Sabe-se que técnicas marciais são muito mais antigas que qualquer registro histórico, porém sabe-se que no século V a.C um monge indiano de nome Bodhidharma peregrinou a China no intuito de ensinar técnicas de relevância espiritual tais como meditação e técnicas respiratórias. Ao perceber que os alunos não suportavam as longas horas de aprendizado, decidiu passar para eles movimentos de fortalecimento dos músculos e articulações, como se fosse uma ginástica, tal qual a conhecemos. Acredita-se que estes movimentos possuem outra origem que não a chinesa, mas nada pode ser constatado de fato. A China sempre esteve em guerras internas, rebeliões e golpes de estado, e também guerras contra outros povos que pretendiam dominar o gigante asiático e suas riquezas. Os monges, assaz determinados em suas disciplinas, acabaram por tornar-se exports em técnicas de luta, que em algum momento da história, deixou de ser terapêutica e evolutiva e passou a ser marcial e combativa, com isso ajudando imperadores a suportar os ataques inimigos. O mais famoso dos templos é o de Shaolin, mas muitos outros também tiveram papel importante na história da China como templo de Wudang.
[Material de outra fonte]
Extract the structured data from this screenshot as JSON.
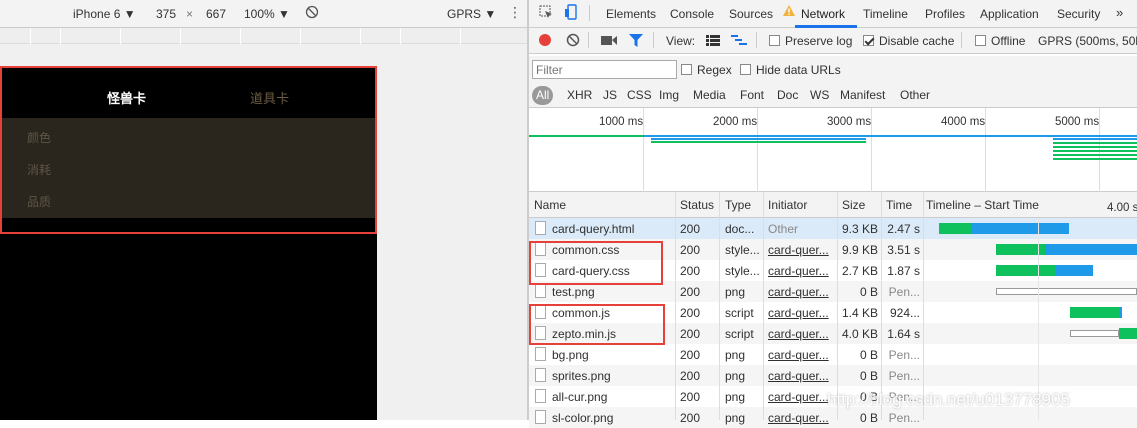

A palavra kung fu significa, entre outras coisas, ter habilidade, então denominou-se, aquilo que os monges demonstraram, de kung fu.
O kung fu não é uma semente, o kung fu é a água que rega a semente, assim as possibilidades de sementes germinarem no kung fu são imensas, soma-se a isto a grande capacidade do ser humano de criar, modificar e descobrir um universo de possibilidades, brotando uma gama enorme de estilos e técnicas, todas ramificadas das técnicas terapêuticas entregues por Bodhidharma, ao qual provavelmente, também recebeu como aprendizado de alguém. Buscou-se como fonte inspiradora a mãe natureza, repleta de situações de luta e sobrevivência, onde monges e mestres copiaram a sagacidade de determinados animais em lidar com as situações de conflito. O Kung fu passou a representar, espiritualmente, a força destes animais e sua sabedoria em sobreviver às adversidades.
Um destes animais foi o leão da montanha, que em 1664 um mestre chamado Ch'an P'iu P'ao (nome em cantonês) resolveu atribuir as qualidades deste felino, adaptando as características do animal, ao pensamento e comportamento humano, bem como as suas necessidades. Na realidade não é querer ser o animal, até porque é improvável fisicamente, mas sim captar o espírito de vitoria e luta do animal, atacar na hora certa, atacar se realmente precisar, visto que um leão ataca para defender interesses que podem pôr em risco sua evolução neste planeta. E imitando o espírito do animal, conseguir ser humano, muito mais humano que normalmente seriamos, pois ao conhecer o mal e seu poder, pendemos para o lado do bem.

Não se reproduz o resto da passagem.